Friday, May 7, 2010

It's Complicated...

...and I don't care.

Last month Sprint launched a new and enhanced website that purported to be an improvement over the existing way that the company interacted with it's customers. Their IT magicians flipped the switch to dazzle us with their latest creation but instead ended up releasing the kracken. For the better part of an entire week, users trying to perform functions as basic as paying their bills, activating a new phone or contacting customer service were met the image of a jaunty yellow construction hat and a perfunctory apology for certain portions of the site being inaccessible.

Following current PR disaster control protocol, the company used social media tools to tweet and blog about the issue, reassuring their customers that they were trying to fix the problem and invoking the one excuse that we in the wider world should consider totally unacceptable: These are complex issues.

Message to any vendor in the tech arena: That's not our problem, it's yours.

It's frankly insulting for companies involved in anything from building websites, to designing software, to providing cable service, to tell us, the users of their products and services, that they're toiling so very hard to fix something. We should be patient because it's, you know, so damn intricate. After all, there are all these lines of code and all this wiring and you should consider yourselves fortunate that we're smart enough to deal with it while all you have to do is pay/buy/subscribe. So quit griping about things not performing as advertised, you just don't understand how clever we are to provide you with this technology in the first place.
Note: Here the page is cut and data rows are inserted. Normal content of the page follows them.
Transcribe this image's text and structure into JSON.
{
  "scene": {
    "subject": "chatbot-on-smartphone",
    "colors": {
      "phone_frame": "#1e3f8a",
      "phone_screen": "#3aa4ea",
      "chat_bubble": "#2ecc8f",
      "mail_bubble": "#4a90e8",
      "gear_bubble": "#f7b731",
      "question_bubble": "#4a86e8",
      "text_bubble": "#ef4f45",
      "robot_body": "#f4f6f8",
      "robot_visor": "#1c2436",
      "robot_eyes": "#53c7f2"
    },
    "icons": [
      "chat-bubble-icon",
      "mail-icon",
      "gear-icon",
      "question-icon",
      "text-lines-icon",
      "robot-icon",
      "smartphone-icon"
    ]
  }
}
IT practitioners are talented professionals, but there's a bit of a god complex at work in their grandiose self perceptions. They picture themselves as somewhere between Gene Kranz and Mr Miyagi.  Too often though, when things go off the rails, they pronounce with cryptic sagacity that if only we understood how incredibly complicated it is to do what they do then we would accept their gifts from Mt. Olympus with nary a complaint. Mix this aloof defensiveness with evasive PR language and what you really wind up with on the other end are angry, alienated customers who simultaneously need and despise you.

All we the users know is that what you offered wasn't what we got. You sold us something that's not working. It doesn't matter to us why, nor should it. We pay for something, it had better do what you say it does. How you make that happen really isn't my concern.

When I pay $40 for box seats, I don't want to hear my slumping $15 million-a-year cleanup hitter telling me how hard it is to hit a breaking ball. Just swing the bat and shut up.